Capítulo VIII: No hay que asombrarse nunca
"Demos otra vez la tónica antes de proseguir la canción.
Cierto día, Luisa, que tenía entonces seis años menos, empezó una conversación con su hermano con estas palabras:
-Tom, me asombra...
Alguien la oyó, y ese alguien era el señor Gradgrind, que surgió a la luz, y le dijo:
-Luisa, no hay que asombrarse nunca.
En esta frase estaba todo el resorte del arte mecánico, del secreto de educar la razón sin rebajarse a cultivar los sentimientos y los afectos. No asombrarse nunca. Arreglar todas las cosas echando mano, según los casos, de la adición, la sustracción, la multiplicación y la división, y no asombrarse. "Traedme -dice M'Choakumchild- a aquel niño que apenas empieza a andar, y respondo de que jamás se asombrará."
Ahora bien: junto a muchísimos niños que empezaban a andar, existía en Coketown un número considerable de niños que llevaban ya caminados hacia el mundo de lo infinito veinte, treinta, cuarenta, cincuenta años y aún más. Como estos extraordinarios niños resultaban unos seres alarmantes para dejarlos que se paseasen por ninguna sociedad humana, las dieciocho denominaciones religiosas se arañaban mutuamente la cara y se tiraban unas a otras de los pelos, como medio de ponerse de acuerdo acerca de las medidas que convenía tomar para su mejoramiento... y el acuerdo jamás llegaba, cosa sorprendente si se tiene en cuenta lo apropiado de los medios que se empleaban para llegar a ese fin.
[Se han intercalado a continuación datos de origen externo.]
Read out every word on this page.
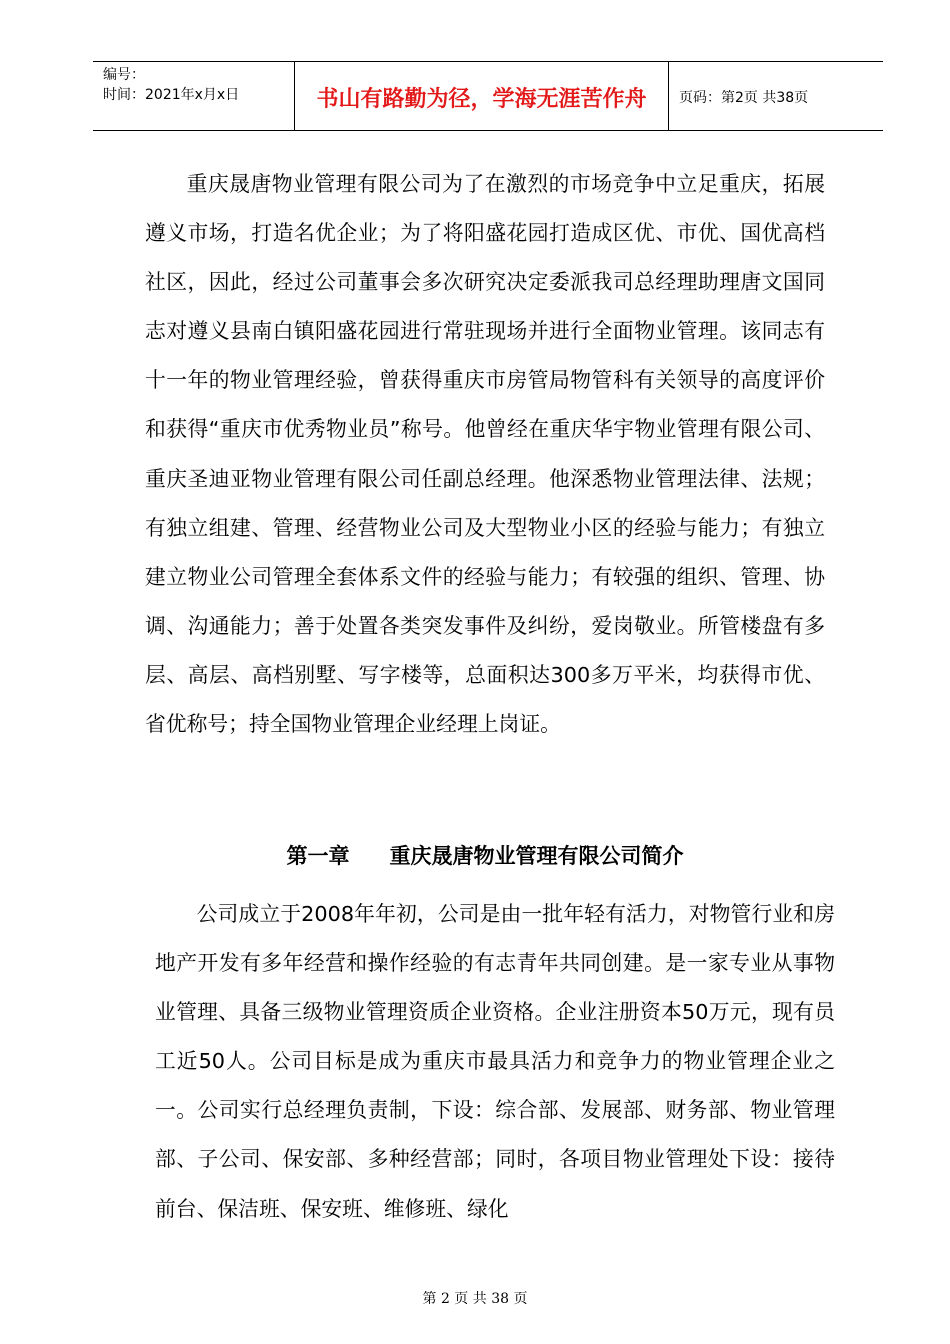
编号：
时间：2021年x月x日	书山有路勤为径，学海无涯苦作舟	页码：第2页 共38页

重庆晟唐物业管理有限公司为了在激烈的市场竞争中立足重庆，拓展遵义市场，打造名优企业；为了将阳盛花园打造成区优、市优、国优高档社区，因此，经过公司董事会多次研究决定委派我司总经理助理唐文国同志对遵义县南白镇阳盛花园进行常驻现场并进行全面物业管理。该同志有十一年的物业管理经验，曾获得重庆市房管局物管科有关领导的高度评价和获得“重庆市优秀物业员”称号。他曾经在重庆华宇物业管理有限公司、重庆圣迪亚物业管理有限公司任副总经理。他深悉物业管理法律、法规；有独立组建、管理、经营物业公司及大型物业小区的经验与能力；有独立建立物业公司管理全套体系文件的经验与能力；有较强的组织、管理、协调、沟通能力；善于处置各类突发事件及纠纷，爱岗敬业。所管楼盘有多层、高层、高档别墅、写字楼等，总面积达300多万平米，均获得市优、省优称号；持全国物业管理企业经理上岗证。

第一章 重庆晟唐物业管理有限公司简介

公司成立于2008年年初，公司是由一批年轻有活力，对物管行业和房地产开发有多年经营和操作经验的有志青年共同创建。是一家专业从事物业管理、具备三级物业管理资质企业资格。企业注册资本50万元，现有员工近50人。公司目标是成为重庆市最具活力和竞争力的物业管理企业之一。公司实行总经理负责制，下设：综合部、发展部、财务部、物业管理部、子公司、保安部、多种经营部；同时，各项目物业管理处下设：接待前台、保洁班、保安班、维修班、绿化

第 2 页 共 38 页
Sin embargo, aunque todas ellas diferían en todo lo demás, en lo comprensible y en lo incomprensible -especialmente en lo incomprensible-, coincidían perfectamente en un punto: que esos desdichados niños no debían mostrarse asombrados ante nada. La secta número uno afirmaba que debían aceptarlo todo como artículo de fe. La secta número dos aseguraba que debían fiarlo todo a la economía política. La secta número tres escribía para ellos unos libritos como el plomo, demostrando que los niños bien educados llevaban infaliblemente su dinero a las Cajas de Ahorro, y que los niños que habían sido educados torcidamente acababan deportados a las colonias penitenciarias. La secta número cuatro, con lamentables pretensiones de graciosa -aunque resultaba lamentablemente triste-, simulaba, con poca fortuna, ocultar pozos de sabiduría, en los que quería zambullir, por el engaño o por el cebo, a los pobres niños. Pero todas estas sectas convenían en que los interesados no debían asombrarse jamás.
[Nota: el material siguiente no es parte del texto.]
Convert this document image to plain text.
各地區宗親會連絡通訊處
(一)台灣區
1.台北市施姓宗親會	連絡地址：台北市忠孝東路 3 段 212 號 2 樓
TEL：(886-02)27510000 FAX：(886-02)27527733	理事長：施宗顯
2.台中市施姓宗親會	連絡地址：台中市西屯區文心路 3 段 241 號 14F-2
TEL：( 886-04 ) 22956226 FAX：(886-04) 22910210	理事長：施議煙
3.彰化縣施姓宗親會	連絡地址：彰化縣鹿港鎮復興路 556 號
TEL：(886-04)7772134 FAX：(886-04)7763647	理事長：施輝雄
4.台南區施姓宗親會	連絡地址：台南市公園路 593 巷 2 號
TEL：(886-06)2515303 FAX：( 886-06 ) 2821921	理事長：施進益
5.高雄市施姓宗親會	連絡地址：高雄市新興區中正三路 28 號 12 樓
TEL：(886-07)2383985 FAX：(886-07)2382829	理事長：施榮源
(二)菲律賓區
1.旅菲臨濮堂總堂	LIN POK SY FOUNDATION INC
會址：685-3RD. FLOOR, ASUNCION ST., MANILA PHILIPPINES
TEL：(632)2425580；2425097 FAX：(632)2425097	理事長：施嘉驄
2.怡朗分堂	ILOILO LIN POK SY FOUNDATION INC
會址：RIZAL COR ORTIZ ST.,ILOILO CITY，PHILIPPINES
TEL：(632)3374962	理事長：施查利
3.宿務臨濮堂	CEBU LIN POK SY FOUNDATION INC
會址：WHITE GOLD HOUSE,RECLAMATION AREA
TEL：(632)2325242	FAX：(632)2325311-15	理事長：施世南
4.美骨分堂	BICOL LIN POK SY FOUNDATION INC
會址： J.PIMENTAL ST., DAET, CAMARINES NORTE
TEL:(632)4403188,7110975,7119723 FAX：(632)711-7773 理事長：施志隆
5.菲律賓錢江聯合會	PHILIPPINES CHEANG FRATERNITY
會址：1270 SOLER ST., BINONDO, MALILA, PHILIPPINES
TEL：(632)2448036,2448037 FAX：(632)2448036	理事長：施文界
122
Existía en Coketown una biblioteca a la que era fácil tener acceso. El señor Gradgrind vivía desasosegado pensando qué leían los concurrentes a la biblioteca. Punto era éste que daba lugar a pequeños arroyuelos de estadística que confluían periódicamente en el aullador océano de otras estadísticas en cuyas profundidades no se había sumergido todavía nadie que saliese de ellas cuerdo. Era descorazonador, pero era una triste realidad: hasta los lectores que acudían a la biblioteca persistían en buscar, asombrados, el porqué. Querían saber el porqué de la naturaleza, de las pasiones, esperanzas y temores humanos, de las luchas, triunfos y derrotas, preocupaciones, alegrías y tristezas, vidas y muertes de los hombres y las mujeres del pueblo. A veces, después de quince horas de trabajar, sentábanse a leer simples relatos, inventados, que hablaban de hombres y de mujeres parecidos a ellos, y de muchachos que se diferenciaban poco de los suyos. Ponían a menudo sobre sus corazones a Defoe, en vez de a Euclides, y parecían más reconfortados leyendo a Goldsmith que leyendo a Cocker. El señor Gradgrind constantemente le daba vueltas a esta disparatada suma en libros impresos y sin imprimir, sin llegar jamás a comprender cómo era posible obtener resultado tan inexplicable".